We recently replaced all of our switch infastructure. We had a mixture of Dell's, 3Com's, and Cisco's before. We have 2 3750g's for our core switches and 2960's for our edge switches. The whole network is gigabit now and our utilization is really low, it doesn't even show up on the traffic graphs. However at random times throughout the day we have clients in seperate building complaining that they are all losing connections to applications on seperate servers. I have checked all the trunk ports, server ports, and client ports and there are zero errors. I can ping the servers with no dropped packets. The problem started immediately after installing the new switches and since it's on multiple servers at the same time in multiple locations it seems like it has to be a network problem.

Any ideas?

5 Replies 5

Joseph W. Doherty
Hall of Fame
Hall of Fame

Spanning tree issue? What's the topology look like? Running any spanning tree?

You are correct it is a spanning tree issue. We don't have redundant links on any of our switches so spanning tree shouldn't be blocking. We have a core stack of 3750g's with trunks to 2960's and a couple of 3750's. Most of the switches are daisy chained from floor to floor.

I have finally figured out that several times a day I am getting the following error on several switches.

%SPANTREE-2-LOOPGUARD_BLOCK: Loop guard blocking port GigabitEt

hernet0/? on VLAN0001.

%SPANTREE-2-LOOPGUARD_UNBLOCK: Loop guard unblocking port Gigab

itEthernet0/? on VLAN0001.

It is happening on 4 out of 26 switches at the same time. In different locations. 2 are 2960's and 2 are 3750g's. It happens on the trunk port on all 4. Some are connected back to a core stack of 3750's and some are daisy chained.
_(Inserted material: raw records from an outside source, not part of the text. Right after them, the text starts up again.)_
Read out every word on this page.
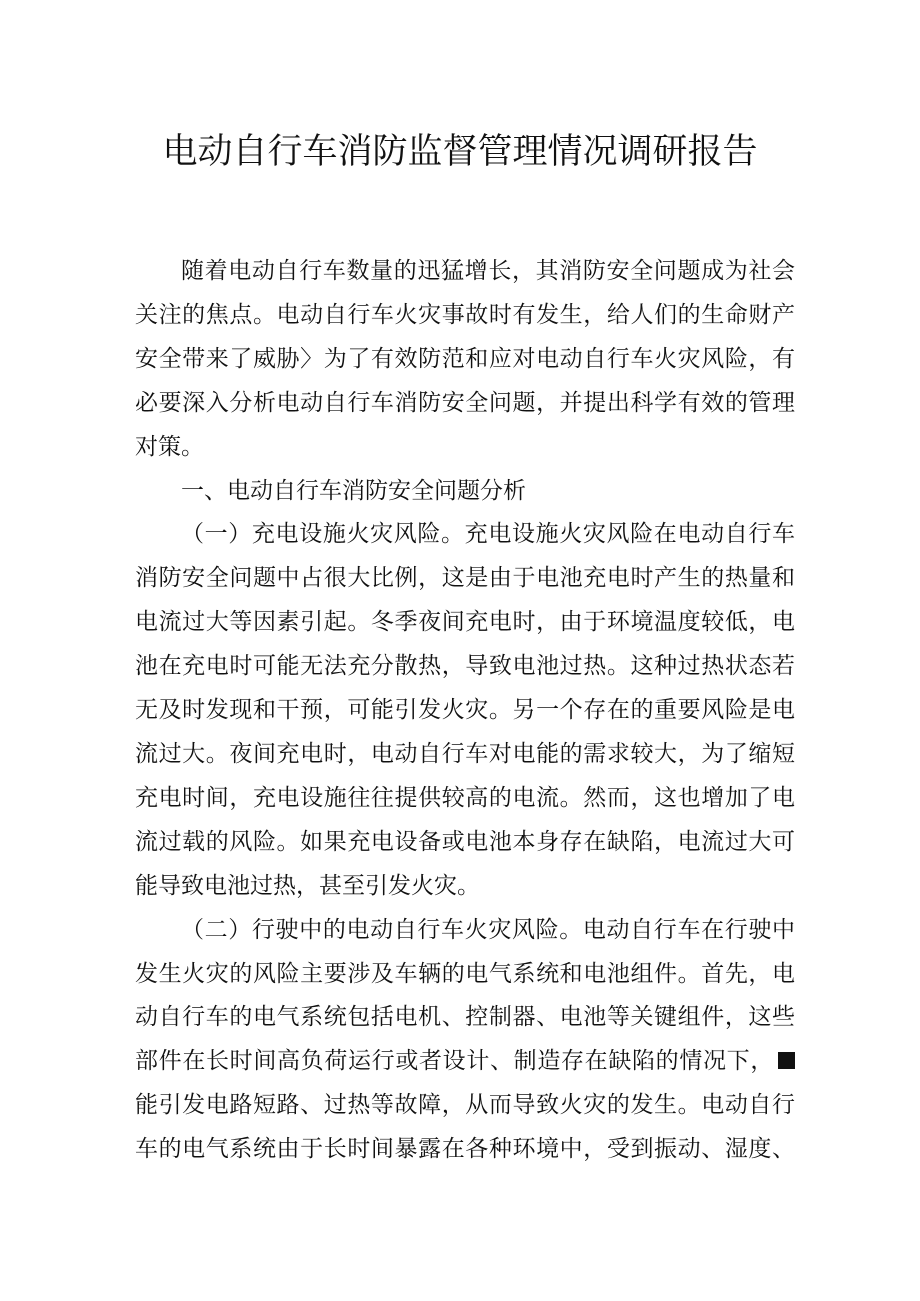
电动自行车消防监督管理情况调研报告
随着电动自行车数量的迅猛增长，其消防安全问题成为社会
关注的焦点。电动自行车火灾事故时有发生，给人们的生命财产
安全带来了威胁〉为了有效防范和应对电动自行车火灾风险，有
必要深入分析电动自行车消防安全问题，并提出科学有效的管理
对策。
一、电动自行车消防安全问题分析
（一）充电设施火灾风险。充电设施火灾风险在电动自行车
消防安全问题中占很大比例，这是由于电池充电时产生的热量和
电流过大等因素引起。冬季夜间充电时，由于环境温度较低，电
池在充电时可能无法充分散热，导致电池过热。这种过热状态若
无及时发现和干预，可能引发火灾。另一个存在的重要风险是电
流过大。夜间充电时，电动自行车对电能的需求较大，为了缩短
充电时间，充电设施往往提供较高的电流。然而，这也增加了电
流过载的风险。如果充电设备或电池本身存在缺陷，电流过大可
能导致电池过热，甚至引发火灾。
（二）行驶中的电动自行车火灾风险。电动自行车在行驶中
发生火灾的风险主要涉及车辆的电气系统和电池组件。首先，电
动自行车的电气系统包括电机、控制器、电池等关键组件，这些
部件在长时间高负荷运行或者设计、制造存在缺陷的情况下，
能引发电路短路、过热等故障，从而导致火灾的发生。电动自行
车的电气系统由于长时间暴露在各种环境中，受到振动、湿度、
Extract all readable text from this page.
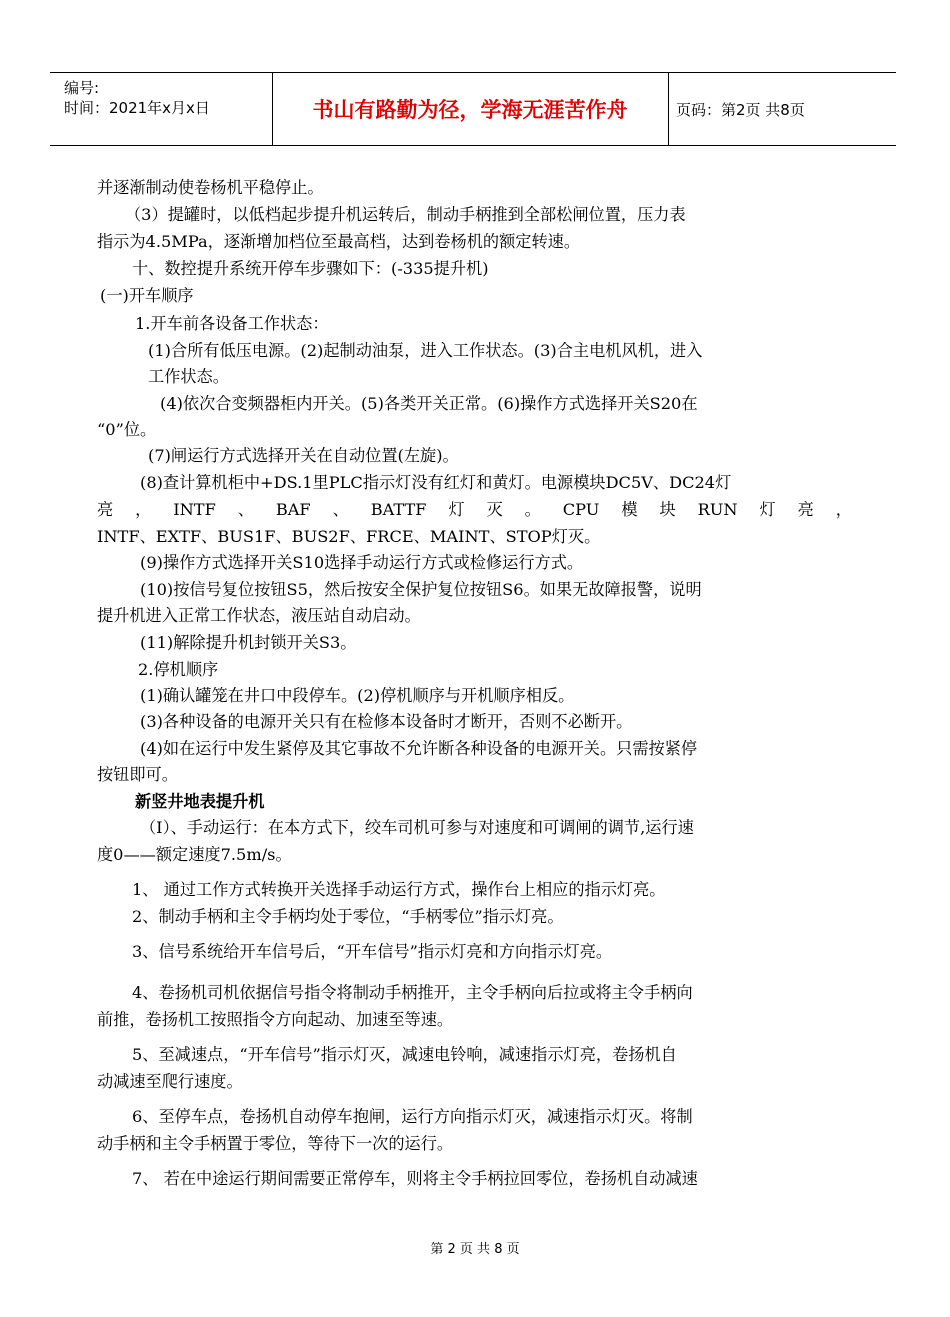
编号:
时间：2021年x月x日	书山有路勤为径，学海无涯苦作舟	页码：第2页 共8页
并逐渐制动使卷杨机平稳停止。
（3）提罐时，以低档起步提升机运转后，制动手柄推到全部松闸位置，压力表
指示为4.5MPa，逐渐增加档位至最高档，达到卷杨机的额定转速。
十、数控提升系统开停车步骤如下：(-335提升机)
(一)开车顺序
1.开车前各设备工作状态：
(1)合所有低压电源。(2)起制动油泵，进入工作状态。(3)合主电机风机，进入
工作状态。
(4)依次合变频器柜内开关。(5)各类开关正常。(6)操作方式选择开关S20在
“0”位。
(7)闸运行方式选择开关在自动位置(左旋)。
(8)查计算机柜中+DS.1里PLC指示灯没有红灯和黄灯。电源模块DC5V、DC24灯
亮 ， INTF 、 BAF 、 BATTF 灯 灭 。 CPU 模 块 RUN 灯 亮 ，
INTF、EXTF、BUS1F、BUS2F、FRCE、MAINT、STOP灯灭。
(9)操作方式选择开关S10选择手动运行方式或检修运行方式。
(10)按信号复位按钮S5，然后按安全保护复位按钮S6。如果无故障报警，说明
提升机进入正常工作状态，液压站自动启动。
(11)解除提升机封锁开关S3。
2.停机顺序
(1)确认罐笼在井口中段停车。(2)停机顺序与开机顺序相反。
(3)各种设备的电源开关只有在检修本设备时才断开，否则不必断开。
(4)如在运行中发生紧停及其它事故不允许断各种设备的电源开关。只需按紧停
按钮即可。
新竖井地表提升机
（I）、手动运行：在本方式下，绞车司机可参与对速度和可调闸的调节,运行速
度0——额定速度7.5m/s。
1、 通过工作方式转换开关选择手动运行方式，操作台上相应的指示灯亮。
2、制动手柄和主令手柄均处于零位，“手柄零位”指示灯亮。
3、信号系统给开车信号后，“开车信号”指示灯亮和方向指示灯亮。
4、卷扬机司机依据信号指令将制动手柄推开，主令手柄向后拉或将主令手柄向
前推，卷扬机工按照指令方向起动、加速至等速。
5、至减速点，“开车信号”指示灯灭，减速电铃响，减速指示灯亮，卷扬机自
动减速至爬行速度。
6、至停车点，卷扬机自动停车抱闸，运行方向指示灯灭，减速指示灯灭。将制
动手柄和主令手柄置于零位，等待下一次的运行。
7、 若在中途运行期间需要正常停车，则将主令手柄拉回零位，卷扬机自动减速
第 2 页 共 8 页
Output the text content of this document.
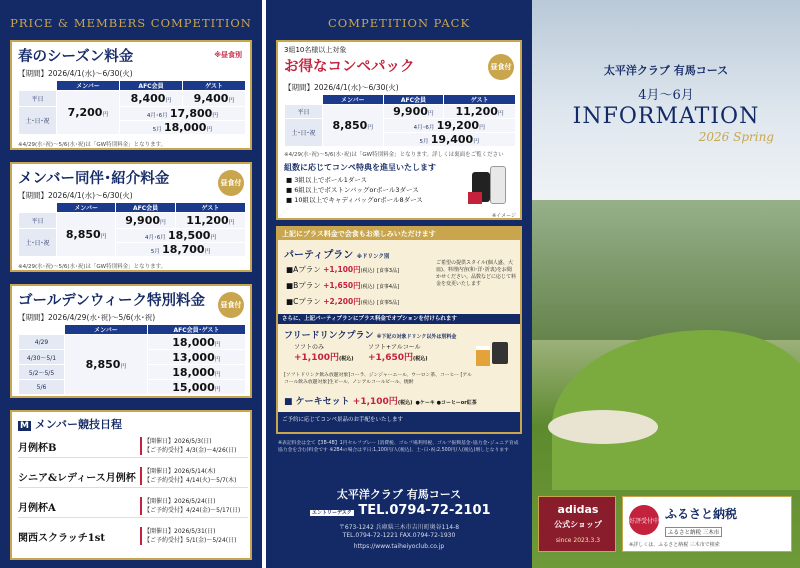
PRICE & MEMBERS COMPETITION
春のシーズン料金	※昼食別
【期間】2026/4/1(水)～6/30(火)
	メンバー	AFC会員	ゲスト
平日	7,200円	8,400円	9,400円
土･日･祝		4月･6月 17,800円	
		5月 18,000円	
※4/29(水･祝)～5/6(水･祝)は「GW特別料金」となります。
メンバー同伴･紹介料金	昼食付
【期間】2026/4/1(水)～6/30(火)
	メンバー	AFC会員	ゲスト
平日	8,850円	9,900円	11,200円
土･日･祝		4月･6月 18,500円	
		5月 18,700円	
※4/29(水･祝)～5/6(水･祝)は「GW特別料金」となります。
ゴールデンウィーク特別料金	昼食付
【期間】2026/4/29(水･祝)～5/6(水･祝)
	メンバー	AFC会員･ゲスト
4/29	8,850円	18,000円
4/30～5/1		13,000円
5/2～5/5		18,000円
5/6		15,000円
M メンバー競技日程
月例杯B
【開催日】2026/5/3(日)
【ご予約受付】4/3(金)～4/26(日)
シニア&レディース月例杯
【開催日】2026/5/14(木)
【ご予約受付】4/14(火)～5/7(木)
月例杯A
【開催日】2026/5/24(日)
【ご予約受付】4/24(金)～5/17(日)
関西スクラッチ1st
【開催日】2026/5/31(日)
【ご予約受付】5/1(金)～5/24(日)
COMPETITION PACK
3組10名様以上対象
お得なコンペパック	昼食付
【期間】2026/4/1(水)～6/30(火)
	メンバー	AFC会員	ゲスト
平日	8,850円	9,900円	11,200円
土･日･祝		4月･6月 19,200円	
		5月 19,400円	
※4/29(水･祝)～5/6(水･祝)は「GW特別料金」となります。詳しくは裏面をご覧ください
組数に応じてコンペ特典を進呈いたします
■ 3組以上でボール1ダース
■ 6組以上でボストンバッグorボール3ダース
■ 10組以上でキャディバッグorボール8ダース
※イメージ
上記にプラス料金で会食もお楽しみいただけます
パーティプラン ※ドリンク別
■Aプラン +1,100円(税込) [食事3品]
■Bプラン +1,650円(税込) [食事4品]
■Cプラン +2,200円(税込) [食事5品]
ご希望の提供スタイル(個人盛、大皿)、料理内容(和･洋･折衷)をお聞かせください。品数などに応じて料金を変更いたします
さらに、上記パーティプランにプラス料金でオプションを付けられます
フリードリンクプラン ※下記の対象ドリンク以外は別料金
ソフトのみ
+1,100円(税込)
ソフト+アルコール
+1,650円(税込)
[ソフトドリンク飲み放題対象]コーラ、ジンジャーエール、ウーロン茶、コーヒー [アルコール飲み放題対象]生ビール、ノンアルコールビール、焼酎
■ ケーキセット +1,100円(税込) ●ケーキ ●コーヒーor紅茶
ご予約に応じてコンペ景品のお手配をいたします
※表記料金は全て【3B-4B】1円セルフプレー (消費税、ゴルフ場利用税、ゴルフ振興基金･協力金･ジュニア育成協力金を含む)料金です ※2B4の場合は平日:1,100円/人(税込)、土･日･祝:2,500円/人(税込)増しとなります
太平洋クラブ 有馬コース
エントリーデスク TEL.0794-72-2101
〒673-1242 兵庫県三木市吉川町奥谷114-8
TEL.0794-72-1221 FAX.0794-72-1930
https://www.taiheiyoclub.co.jp
太平洋クラブ 有馬コース
4月～6月
INFORMATION
2026 Spring
adidas
公式ショップ
since 2023.3.3
好評受付中 ふるさと納税
ふるさと納税 三木市
※詳しくは、ふるさと納税 三木市で検索
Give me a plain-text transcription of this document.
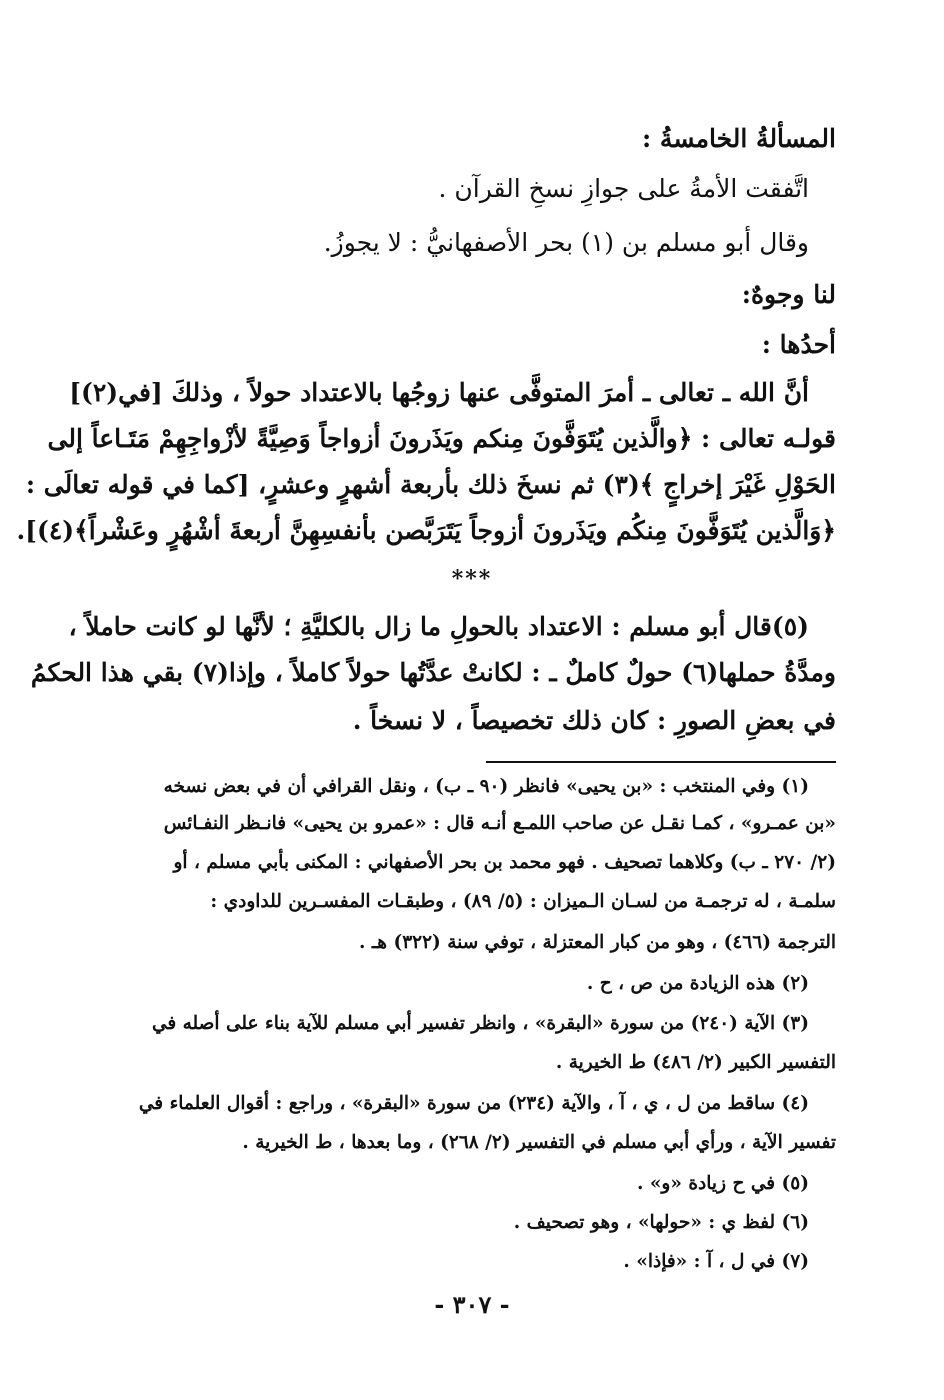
المسألةُ الخامسةُ :
اتَّفقت الأمةُ على جوازِ نسخِ القرآن .
وقال أبو مسلم بن (١) بحر الأصفهانيُّ : لا يجوزُ.
لنا وجوهٌ:
أحدُها :
أنَّ الله ـ تعالى ـ أمرَ المتوفَّى عنها زوجُها بالاعتداد حولاً ، وذلكَ [في(٢)]
قولـه تعالى : ﴿والَّذين يُتَوَفَّونَ مِنكم ويَذَرونَ أزواجاً وَصِيَّةً لأزْواجِهِمْ مَتَـاعاً إلى
الحَوْلِ غَيْرَ إخراجٍ ﴾(٣) ثم نسخَ ذلك بأربعة أشهرٍ وعشرٍ، [كما في قوله تعالَى :
﴿وَالَّذين يُتَوَفَّونَ مِنكُم ويَذَرونَ أزوجاً يَتَرَبَّصن بأنفسِهِنَّ أربعةَ أشْهُرٍ وعَشْراً﴾(٤)].
***
(٥)قال أبو مسلم : الاعتداد بالحولِ ما زال بالكليَّةِ ؛ لأنَّها لو كانت حاملاً ،
ومدَّةُ حملها(٦) حولٌ كاملٌ ـ : لكانتْ عدَّتُها حولاً كاملاً ، وإذا(٧) بقي هذا الحكمُ
في بعضِ الصورِ : كان ذلك تخصيصاً ، لا نسخاً .
(١) وفي المنتخب : «بن يحيى» فانظر (٩٠ ـ ب) ، ونقل القرافي أن في بعض نسخه
«بن عمـرو» ، كمـا نقـل عن صاحب اللمـع أنـه قال : «عمرو بن يحيى» فانـظر النفـائس
(٢/ ٢٧٠ ـ ب) وكلاهما تصحيف . فهو محمد بن بحر الأصفهاني : المكنى بأبي مسلم ، أو
سلمـة ، له ترجمـة من لسـان الـميزان : (٥/ ٨٩) ، وطبقـات المفسـرين للداودي :
الترجمة (٤٦٦) ، وهو من كبار المعتزلة ، توفي سنة (٣٢٢) هـ .
(٢) هذه الزيادة من ص ، ح .
(٣) الآية (٢٤٠) من سورة «البقرة» ، وانظر تفسير أبي مسلم للآية بناء على أصله في
التفسير الكبير (٢/ ٤٨٦) ط الخيرية .
(٤) ساقط من ل ، ي ، آ ، والآية (٢٣٤) من سورة «البقرة» ، وراجع : أقوال العلماء في
تفسير الآية ، ورأي أبي مسلم في التفسير (٢/ ٢٦٨) ، وما بعدها ، ط الخيرية .
(٥) في ح زيادة «و» .
(٦) لفظ ي : «حولها» ، وهو تصحيف .
(٧) في ل ، آ : «فإذا» .
- ٣٠٧ -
However, the switches in between aren't getting the error. I thought at first it could be a bad cable, but not on 4 switches. Any ideas?

I think I may have found part of the problem. A proxim wireless bridge on the other side of a wireless link was acting as the root bridge. I'm assuming that if it ever loses connection it's making the others shut the ports down. However, I don't understand why only 4 of our new switches are actually blocking ports.

Thanks,

If you don't have any redundant paths, you could try insuring spanning tree is deactivated on all your equipment. (One guess for cause is "confusion" between mixed vendor equipment when you don't really intend to use STP.)

I'd still like to leave it on, just in case someone decides to make a loop by accident.

I finally found the problem by examining all the running configs. The switches going down had a cisco-global macro on that enabled loopguard default on all ports, where the ones not dropping didn't. I just removed the command on them for now, which should stop it from disabling the ports when it doesn't hear from the root. However, since I made the core the root, I wouldn't think it would be a problem anymore either.